Паоло Керки (Garzoni 1993, 19) приводит прекрасный пример того, как Гарцони карнавализует энциклопедию. Текстор, пересказывая Саксона Грамматика (Деяния данов. VII. 2.11), пишет: «Хартбен был некий силач из Хельсингии, девяти локтей ростом, который, по свидетельству Саксона Грамматика, впал в столь великое неистовство, что обгрызал края щита, отправлял себе в утробу раскаленные угли, хватая ртом жар, вливал его во глубь чрева, пробежал сквозь опасность трещащего пламени и напоследок неистовой рукой вонзил меч в сердце шестерым своим силачам» (Textor 1566, 508). Под пером Гарцони, пересказывающего Текстора, анекдот принимает такой вид: «Саксон Грамматик упоминает некоего силача, по имени Артен, который пришел в такое неистовство, что изгрыз зубами булатный щит, словно сыр, проглотил раскаленные угли, словно груду черешни, и пробежал нагим посреди пламени, словно бегая по саду, полному роз и фиалок» (Teatro, disc. LII; Garzoni 1993, 232).

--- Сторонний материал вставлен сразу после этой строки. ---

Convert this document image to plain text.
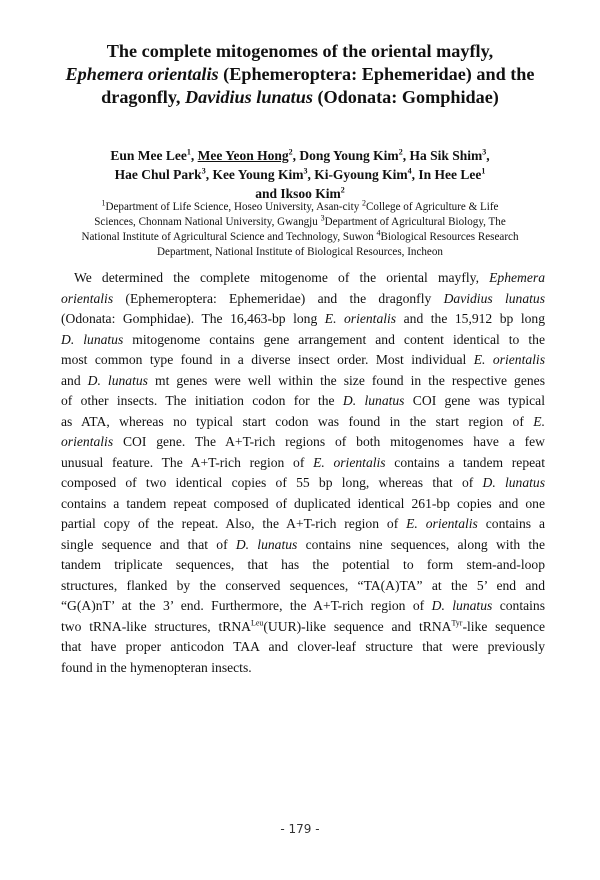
The complete mitogenomes of the oriental mayfly,
Ephemera orientalis (Ephemeroptera: Ephemeridae) and the
dragonfly, Davidius lunatus (Odonata: Gomphidae)
Eun Mee Lee$^1$, Mee Yeon Hong$^2$, Dong Young Kim$^2$, Ha Sik Shim$^3$,
Hae Chul Park$^3$, Kee Young Kim$^3$, Ki-Gyoung Kim$^4$, In Hee Lee$^1$
and Iksoo Kim$^2$
$^1$Department of Life Science, Hoseo University, Asan-city $^2$College of Agriculture & Life
Sciences, Chonnam National University, Gwangju $^3$Department of Agricultural Biology, The
National Institute of Agricultural Science and Technology, Suwon $^4$Biological Resources Research
Department, National Institute of Biological Resources, Incheon
We determined the complete mitogenome of the oriental mayfly, Ephemera
orientalis (Ephemeroptera: Ephemeridae) and the dragonfly Davidius lunatus
(Odonata: Gomphidae). The 16,463-bp long E. orientalis and the 15,912 bp long
D. lunatus mitogenome contains gene arrangement and content identical to the
most common type found in a diverse insect order. Most individual E. orientalis
and D. lunatus mt genes were well within the size found in the respective genes
of other insects. The initiation codon for the D. lunatus COI gene was typical
as ATA, whereas no typical start codon was found in the start region of E.
orientalis COI gene. The A+T-rich regions of both mitogenomes have a few
unusual feature. The A+T-rich region of E. orientalis contains a tandem repeat
composed of two identical copies of 55 bp long, whereas that of D. lunatus
contains a tandem repeat composed of duplicated identical 261-bp copies and one
partial copy of the repeat. Also, the A+T-rich region of E. orientalis contains a
single sequence and that of D. lunatus contains nine sequences, along with the
tandem triplicate sequences, that has the potential to form stem-and-loop
structures, flanked by the conserved sequences, “TA(A)TA” at the 5’ end and
“G(A)nT’ at the 3’ end. Furthermore, the A+T-rich region of D. lunatus contains
two tRNA-like structures, tRNA$^{Leu}$(UUR)-like sequence and tRNA$^{Tyr}$-like sequence
that have proper anticodon TAA and clover-leaf structure that were previously
found in the hymenopteran insects.
- 179 -
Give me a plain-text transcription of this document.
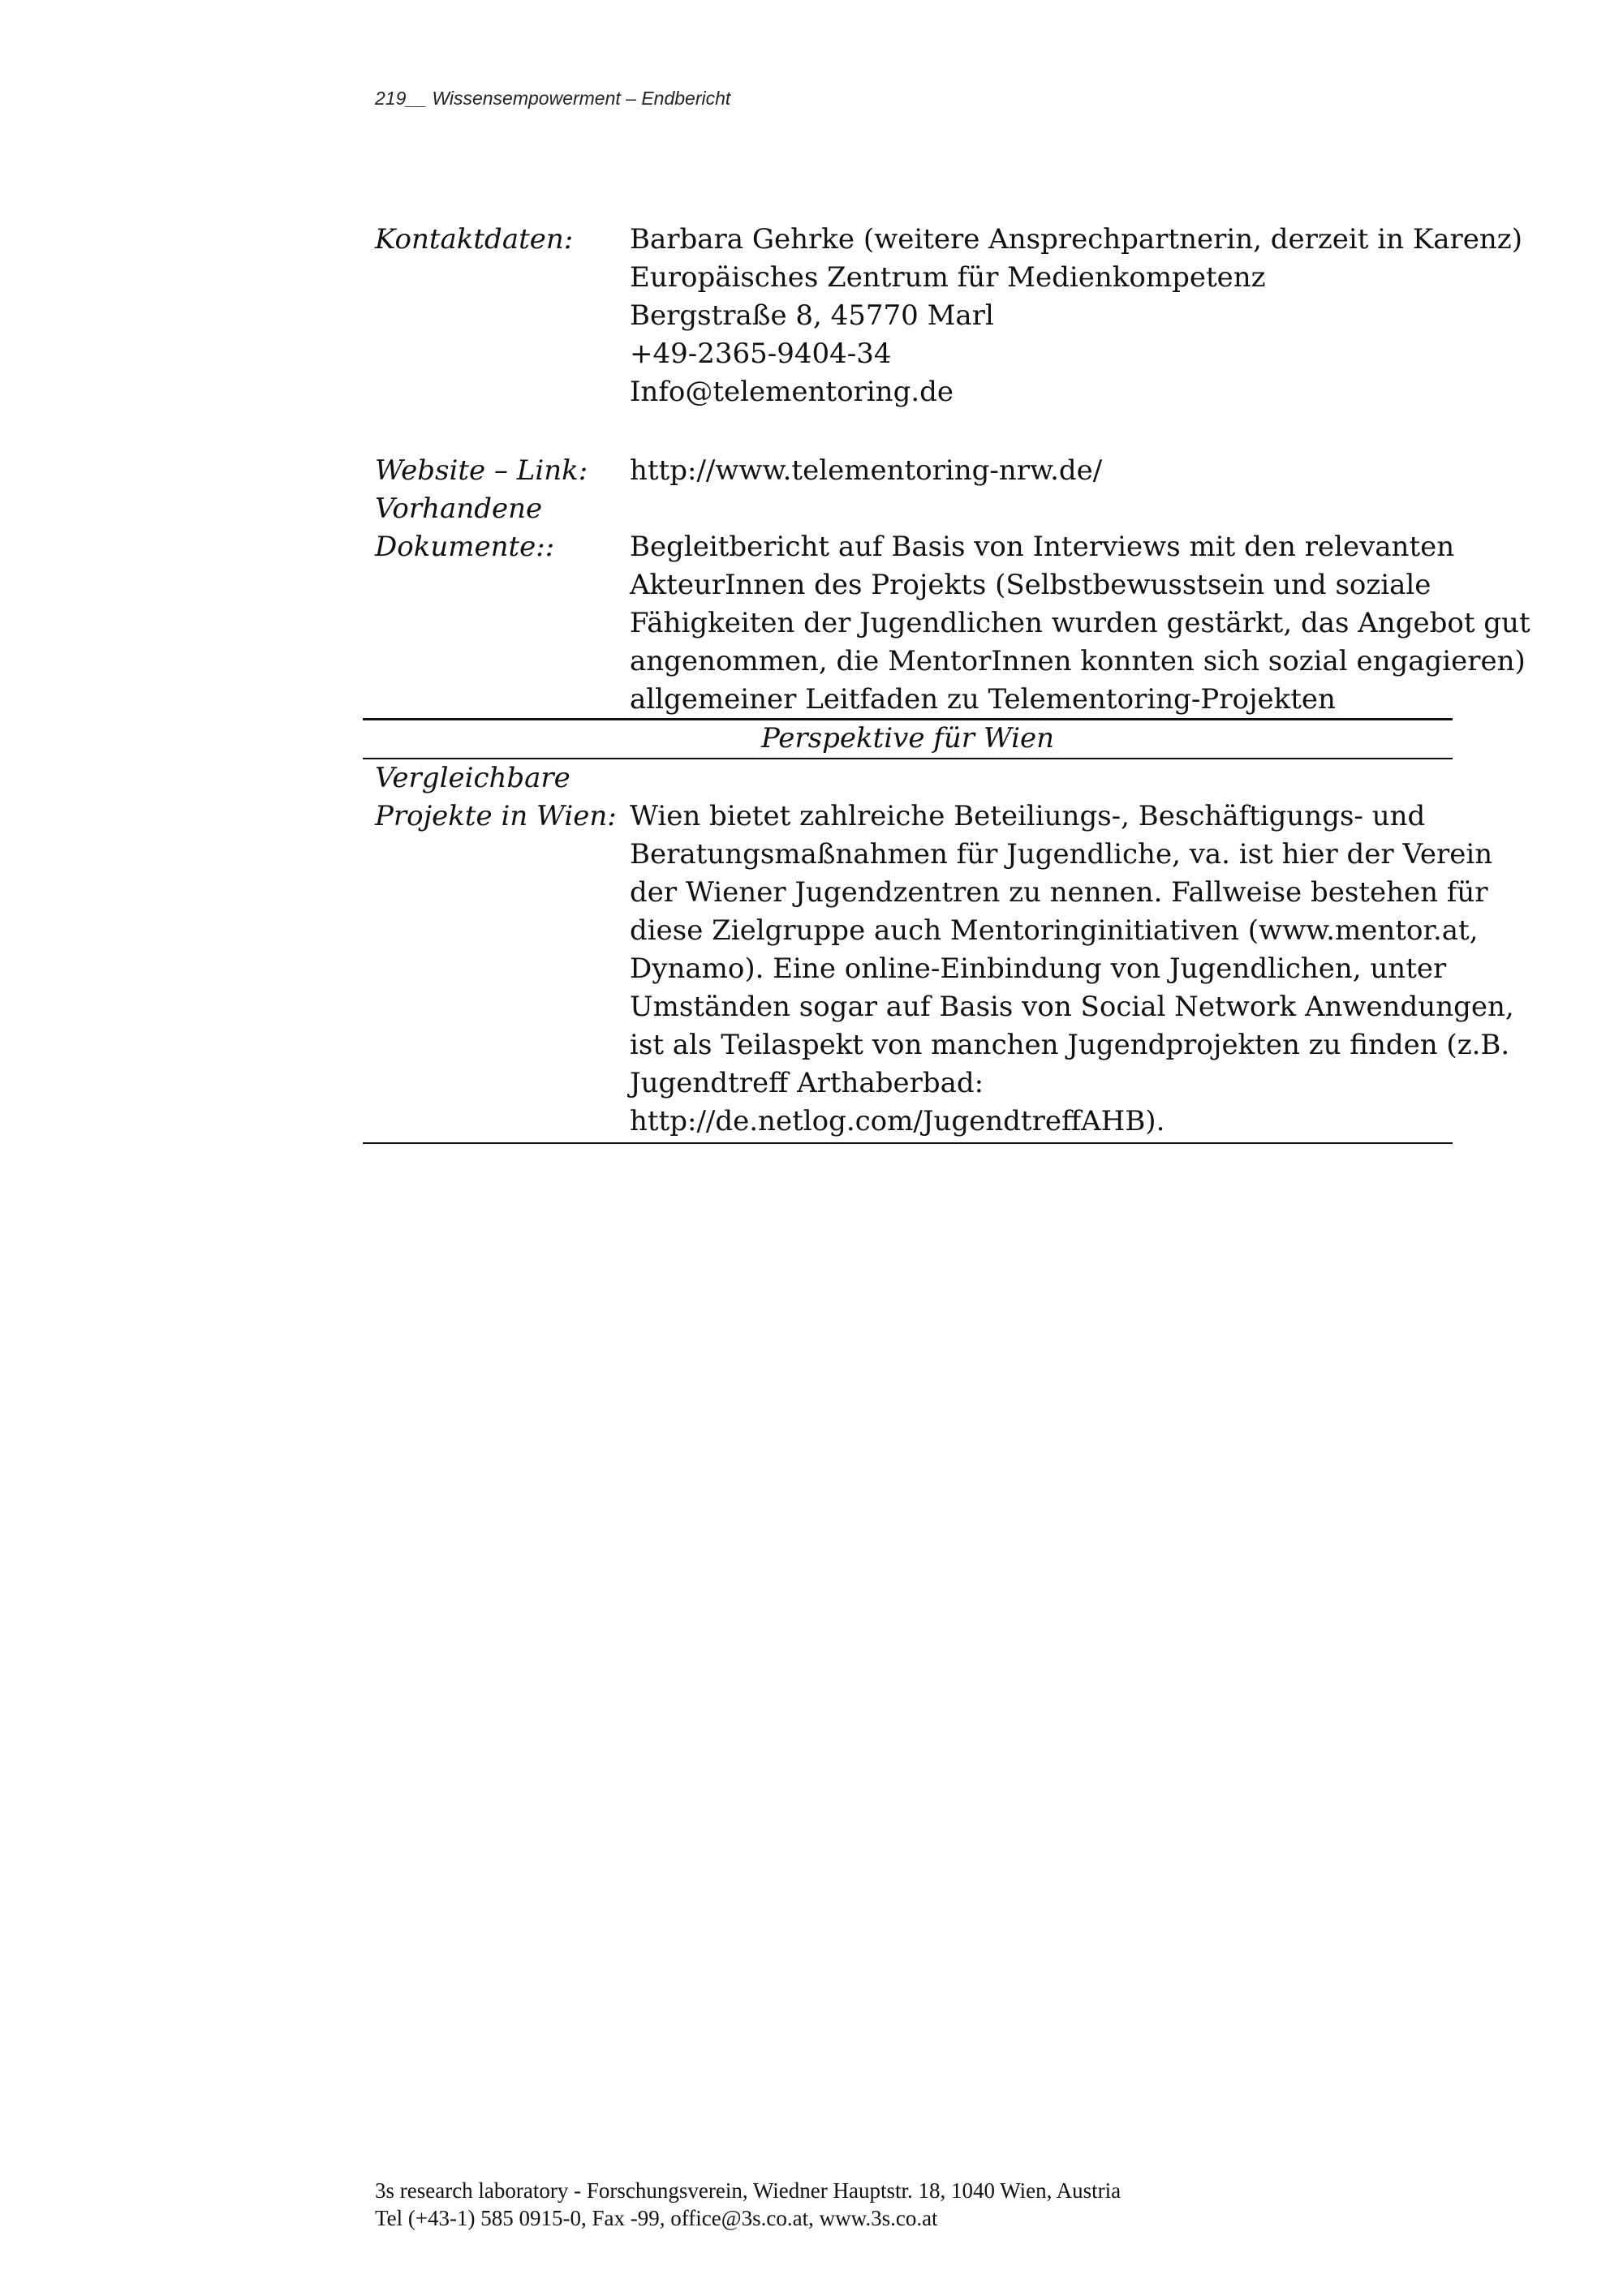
219__ Wissensempowerment – Endbericht
Kontaktdaten: Barbara Gehrke (weitere Ansprechpartnerin, derzeit in Karenz)
Europäisches Zentrum für Medienkompetenz
Bergstraße 8, 45770 Marl
+49-2365-9404-34
Info@telementoring.de
Website – Link: http://www.telementoring-nrw.de/
Vorhandene
Dokumente::	Begleitbericht auf Basis von Interviews mit den relevanten
AkteurInnen des Projekts (Selbstbewusstsein und soziale
Fähigkeiten der Jugendlichen wurden gestärkt, das Angebot gut
angenommen, die MentorInnen konnten sich sozial engagieren)
allgemeiner Leitfaden zu Telementoring-Projekten
Perspektive für Wien
Vergleichbare
Projekte in Wien: Wien bietet zahlreiche Beteiliungs-, Beschäftigungs- und
Beratungsmaßnahmen für Jugendliche, va. ist hier der Verein
der Wiener Jugendzentren zu nennen. Fallweise bestehen für
diese Zielgruppe auch Mentoringinitiativen (www.mentor.at,
Dynamo). Eine online-Einbindung von Jugendlichen, unter
Umständen sogar auf Basis von Social Network Anwendungen,
ist als Teilaspekt von manchen Jugendprojekten zu finden (z.B.
Jugendtreff Arthaberbad:
http://de.netlog.com/JugendtreffAHB).
3s research laboratory - Forschungsverein, Wiedner Hauptstr. 18, 1040 Wien, Austria
Tel (+43-1) 585 0915-0, Fax -99, office@3s.co.at, www.3s.co.at
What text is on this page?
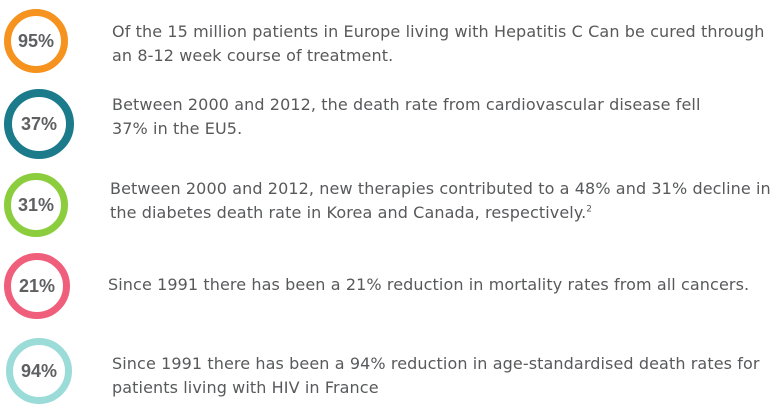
95%	Of the 15 million patients in Europe living with Hepatitis C Can be cured through an 8-12 week course of treatment.

37%

Between 2000 and 2012, the death rate from cardiovascular disease fell 37% in the EU5.

31%

Between 2000 and 2012, new therapies contributed to a 48% and 31% decline in the diabetes death rate in Korea and Canada, respectively.$^2$

21%	Since 1991 there has been a 21% reduction in mortality rates from all cancers.

94%	Since 1991 there has been a 94% reduction in age-standardised death rates for patients living with HIV in France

Текстор сокращает свой источник, оставляя лишь те подробности, которые обусловливают включение примера в соответствующую рубрику («О неистовых и помешанных»); он устраняет даже причины, ввергнувшие Хартбена в такое состояние, потому что его жанр требует релевантности и экономности. Гарцони в своей переделке нарушает именно эти принципы фильтрации: он вводит три сравнения, которые, ничего не прибавляя к характеристике неистовства, не столько подчеркивают его невероятность, сколько снижают его, помещая в бытовую и несколько раблезианскую среду. Благодаря этим деформациям в отчужденном изложении Текстора заводится повествователь, а с ним — то, чего энциклопедия себе позволить не может: возможность смены тона.

Читатель Гарцони, начитанный не менее его самого, мог и не заблуждаться насчет основательности его знаний, но ценил в нем, по выражению Гилини, ученость приятную. Поверхностность его эрудиции не дает Гарцони слишком к ней привязываться. Он счастливо избегает как однообразия и холодности каталога, так и пресыщения, вызываемого рассказчиком анекдотов; в ренессансном «театре памяти» он ищет повода для иронии, мешающей его систематическому и всеобъемлющему плану; его жанры, не давая один другому впадать в привычные пороки, вступают наперебой, объединяемые безумием: «Оно остается здесь и никогда не уходит» (Or. Fur. XXXIV. 81).